First-novelist Fleming (High Concept: Don Simpson and the Hollywood Culture of Excess, 2001) works a broad canvas: Las Vegas riding on the optimism of the mid-’50s toward its place as a gambling and entertainment mecca. It’s a promising subject, but Fleming’s flat prose never sets the neon flashing or the jazz jamming. As his tale drags from one hotel to another, he calls up a familiar cast of trump-hungry owners, managers, and flunkies. Among the high-rollers are ex-fighter Worthless Worthington Jones, readying the Ivory Coast for its opening as the first hotel on the strip to welcome blacks; and Mo “the Man” Weiner, the lovably blunt mobster who secretly throws in with Jones.
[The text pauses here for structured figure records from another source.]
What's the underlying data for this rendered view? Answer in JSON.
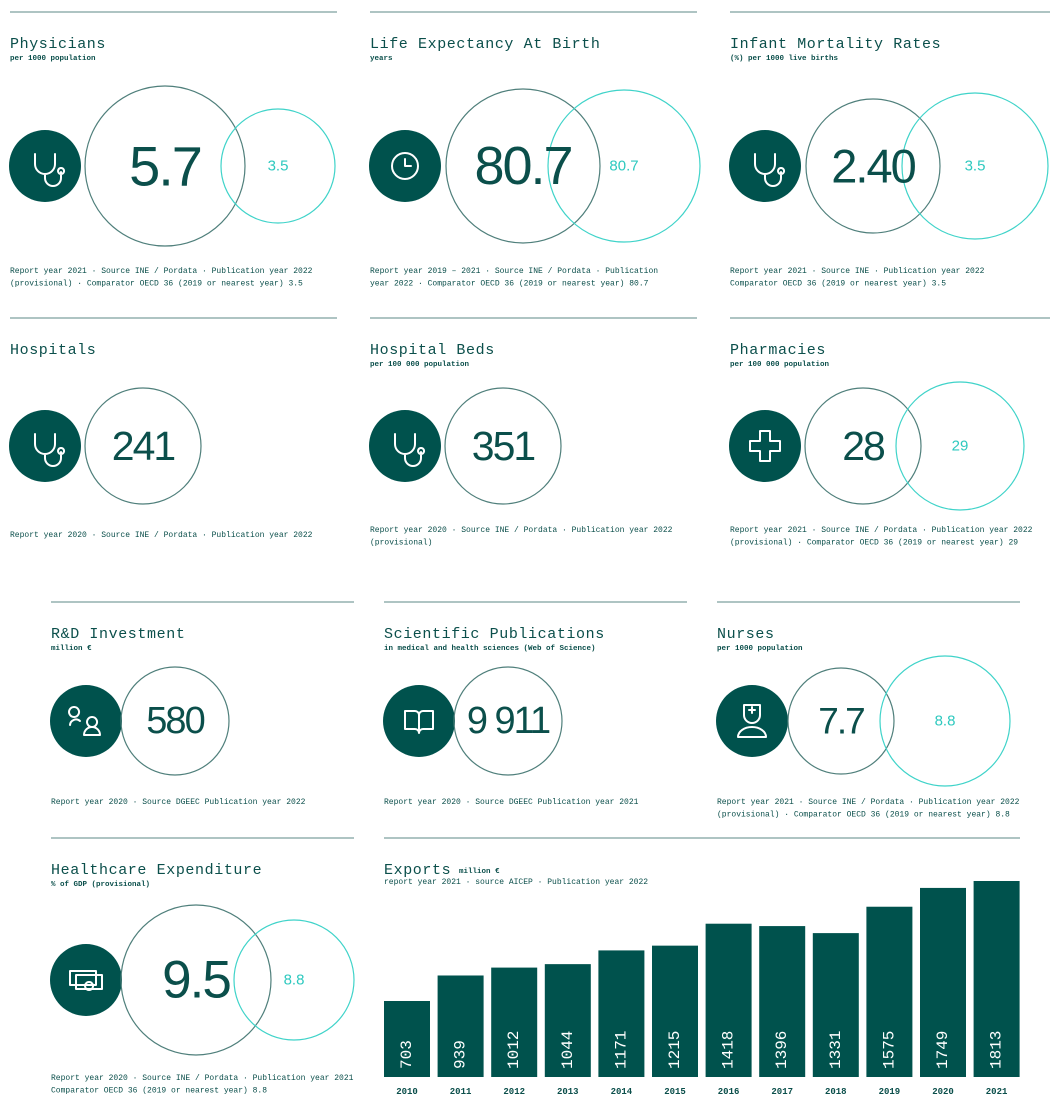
{
  "cards": [
    {
      "title": "Physicians",
      "subtitle": "per 1000 population",
      "value": "5.7",
      "comparator": "3.5",
      "note": [
        "Report year 2021 · Source INE / Pordata · Publication year 2022",
        "(provisional) · Comparator OECD 36 (2019 or nearest year) 3.5"
      ]
    },
    {
      "title": "Life Expectancy At Birth",
      "subtitle": "years",
      "value": "80.7",
      "comparator": "80.7",
      "note": [
        "Report year 2019 – 2021 · Source INE / Pordata · Publication",
        "year 2022 · Comparator OECD 36 (2019 or nearest year) 80.7"
      ]
    },
    {
      "title": "Infant Mortality Rates",
      "subtitle": "(%) per 1000 live births",
      "value": "2.40",
      "comparator": "3.5",
      "note": [
        "Report year 2021 · Source INE · Publication year 2022",
        "Comparator OECD 36 (2019 or nearest year) 3.5"
      ]
    },
    {
      "title": "Hospitals",
      "value": "241",
      "note": [
        "Report year 2020 · Source INE / Pordata · Publication year 2022"
      ]
    },
    {
      "title": "Hospital Beds",
      "subtitle": "per 100 000 population",
      "value": "351",
      "note": [
        "Report year 2020 · Source INE / Pordata · Publication year 2022",
        "(provisional)"
      ]
    },
    {
      "title": "Pharmacies",
      "subtitle": "per 100 000 population",
      "value": "28",
      "comparator": "29",
      "note": [
        "Report year 2021 · Source INE / Pordata · Publication year 2022",
        "(provisional) · Comparator OECD 36 (2019 or nearest year) 29"
      ]
    },
    {
      "title": "R&D Investment",
      "subtitle": "million €",
      "value": "580",
      "note": [
        "Report year 2020 · Source DGEEC Publication year 2022"
      ]
    },
    {
      "title": "Scientific Publications",
      "subtitle": "in medical and health sciences (Web of Science)",
      "value": "9 911",
      "note": [
        "Report year 2020 · Source DGEEC Publication year 2021"
      ]
    },
    {
      "title": "Nurses",
      "subtitle": "per 1000 population",
      "value": "7.7",
      "comparator": "8.8",
      "note": [
        "Report year 2021 · Source INE / Pordata · Publication year 2022",
        "(provisional) · Comparator OECD 36 (2019 or nearest year) 8.8"
      ]
    },
    {
      "title": "Healthcare Expenditure",
      "subtitle": "% of GDP (provisional)",
      "value": "9.5",
      "comparator": "8.8",
      "note": [
        "Report year 2020  · Source INE / Pordata · Publication year 2021",
        "Comparator OECD 36 (2019 or nearest year) 8.8"
      ]
    }
  ],
  "chart_data": {
    "type": "bar",
    "title": "Exports",
    "subtitle": "million €",
    "note": "report year 2021 · source AICEP · Publication year 2022",
    "categories": [
      "2010",
      "2011",
      "2012",
      "2013",
      "2014",
      "2015",
      "2016",
      "2017",
      "2018",
      "2019",
      "2020",
      "2021"
    ],
    "values": [
      703,
      939,
      1012,
      1044,
      1171,
      1215,
      1418,
      1396,
      1331,
      1575,
      1749,
      1813
    ],
    "color": "#00524d"
  }
}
Seeking a wedge against Thomas Haney, the city’s nasty, corrupt chief of police, Mo sends spiritually wounded, drug-addicted trumpeter “Crush Velvet” Deacon to intercept a rat-faced man with a suitcase. At a bus station where Deacon attempts the mission, he falls for “ . . . the most beautiful girl [he] had ever seen.” Deacon also discovers that the suitcase holds compromising, pornographic pictures, a hoary plot device that links the characters but only nudges the story along. Dialogue is flat (“ ‘That’s Eddie Fisher and Debbie Reynolds over there’ . . . ‘Oh my goodness. It is’ ”), and Fleming’s attempts to limn characters through flashbacks rather than brisk action dog the momentum. The surprise at the close is not its fairly satisfying twist, but the tightness that snaps into the telling as the Ivory Coast opens and the lugs finally face off.

A long night at the tables, with some payoff in the wee small hours.